Finalement, le TF rappelle que la LT visait au départ le négoce et les opérations sur titres, ce que les octrois gratuits d’actions à des collaborateurs ne sont pas. L’imposition est ainsi invalidée par le TF.

Cette décision appelle les commentaires suivants :

  1. Cet arrêt permet de confirmer la pratique de l’AFC en matière de restructuration intragroupe selon laquelle la notion de détention indirecte doit être comprise par l’ensemble des détentions réunies au sein d’une direction unique.
  2. L’appréciation des critères de restructuration de la LIFD auxquels se réfèrent d’autres lois doit se faire à l’aune du but visé par ces dernières.
  3. Le TF adopte dans cet arrêt des approches économiques s’écartant de la lettre de la loi pour donner la priorité à son but en faveur du contribuable, nonobstant une interprétation généralement formaliste de cette loi.

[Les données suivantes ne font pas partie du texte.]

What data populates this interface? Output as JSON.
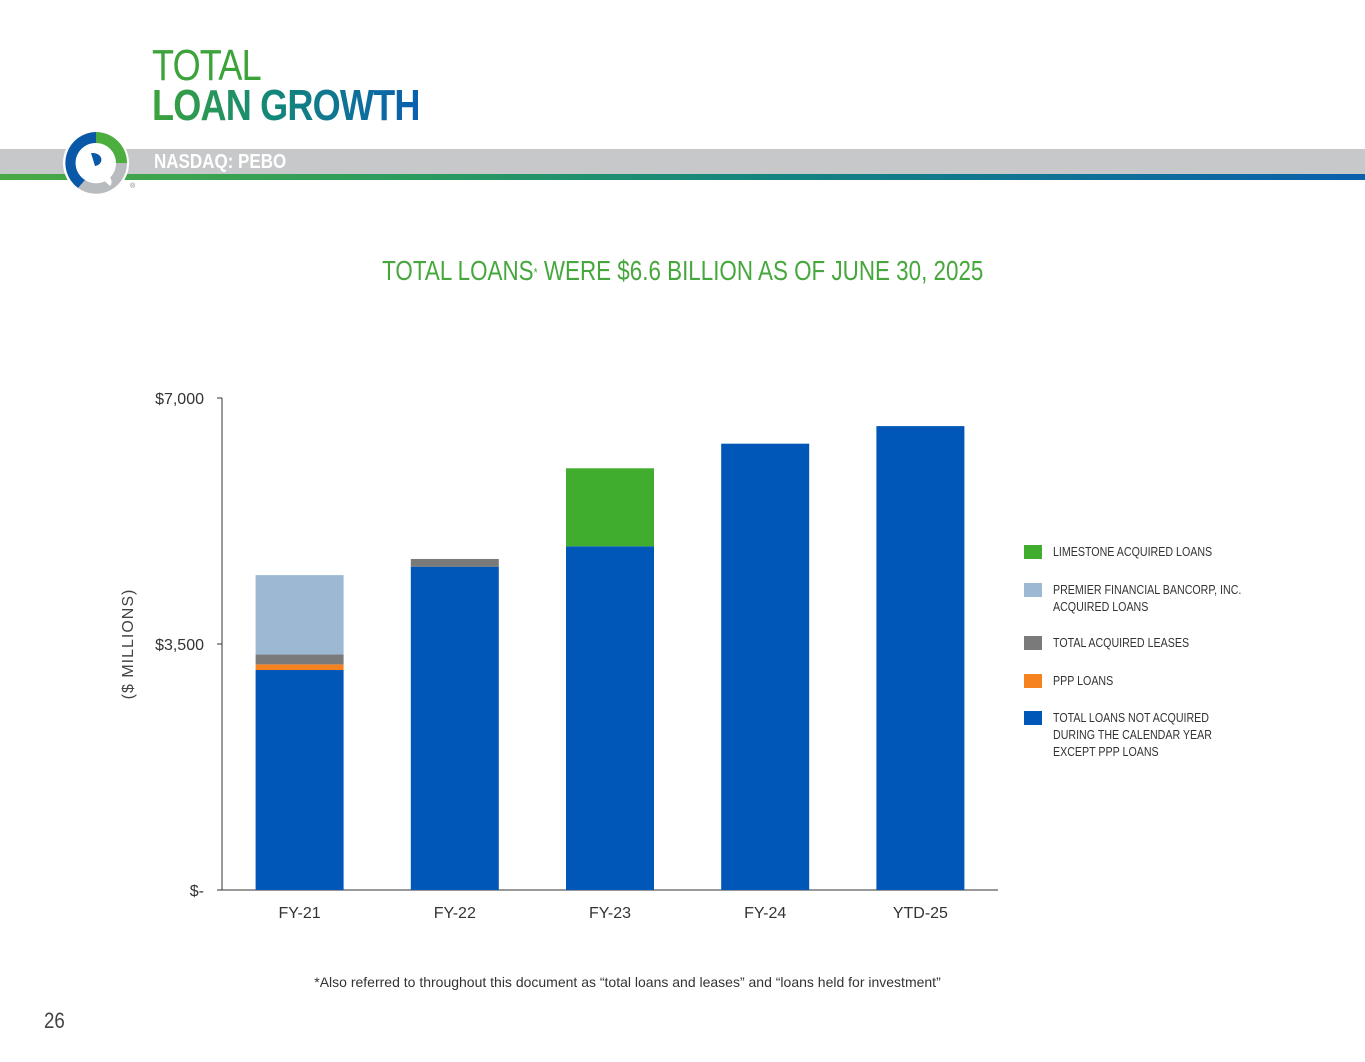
{
  "header": {
    "title_line1": "TOTAL",
    "title_line2": "LOAN GROWTH",
    "ticker": "NASDAQ: PEBO"
  },
  "headline": {
    "text_before": "TOTAL LOANS",
    "asterisk": "*",
    "text_after": " WERE $6.6 BILLION AS OF JUNE 30, 2025"
  },
  "chart_data": {
    "type": "bar",
    "stacked": true,
    "ylabel": "($ MILLIONS)",
    "xlabel": "",
    "ylim": [
      0,
      7000
    ],
    "yticks": [
      0,
      3500,
      7000
    ],
    "ytick_labels": [
      "$-",
      "$3,500",
      "$7,000"
    ],
    "categories": [
      "FY-21",
      "FY-22",
      "FY-23",
      "FY-24",
      "YTD-25"
    ],
    "series": [
      {
        "name": "TOTAL LOANS NOT ACQUIRED\nDURING THE CALENDAR YEAR\nEXCEPT PPP LOANS",
        "color": "#0057b8",
        "values": [
          3130,
          4600,
          4890,
          6350,
          6600
        ]
      },
      {
        "name": "PPP LOANS",
        "color": "#f5821f",
        "values": [
          80,
          0,
          0,
          0,
          0
        ]
      },
      {
        "name": "TOTAL ACQUIRED LEASES",
        "color": "#7a7a7a",
        "values": [
          140,
          110,
          0,
          0,
          0
        ]
      },
      {
        "name": "PREMIER FINANCIAL BANCORP, INC.\n ACQUIRED LOANS",
        "color": "#9db8d2",
        "values": [
          1130,
          0,
          0,
          0,
          0
        ]
      },
      {
        "name": "LIMESTONE ACQUIRED LOANS",
        "color": "#41ad2f",
        "values": [
          0,
          0,
          1110,
          0,
          0
        ]
      }
    ],
    "legend_order": [
      "LIMESTONE ACQUIRED LOANS",
      "PREMIER FINANCIAL BANCORP, INC.\n ACQUIRED LOANS",
      "TOTAL ACQUIRED LEASES",
      "PPP LOANS",
      "TOTAL LOANS NOT ACQUIRED\nDURING THE CALENDAR YEAR\nEXCEPT PPP LOANS"
    ],
    "legend_position": "right"
  },
  "footnote": "*Also referred to throughout this document as “total loans and leases” and “loans held for investment”",
  "page_number": "26"
}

La solution apportée par le TF dans le cadre d’octroi d’actions à titre gratuit est très claire. En revanche, la question d’octrois à la valeur nominale ou à une valeur de formule reconnue, fréquemment utilisés en pratique pour éviter des conséquences fiscales à l’octroi, est moins claire. L’analyse de l’art. 13 LT par le TF s’appuie fortement sur l’absence totale de contre-prestation (« pas même à un prix de faveur ») : un paiement à prix de faveur pourrait résulter en un prélèvement du DTN dans les hypothèses susmentionnées. Cela étant, le TF a affiné son analyse pour aboutir à la conclusion que le DTN ne doit vraisemblablement pas viser les opérations d’octroi d’actions de collaborateurs dans un but de fidélisation et non commercial. Ainsi, l’octroi d’actions à des conditions préférentielles à des collaborateurs par une commerçante professionnelle ne devrait pas être soumis au DTN.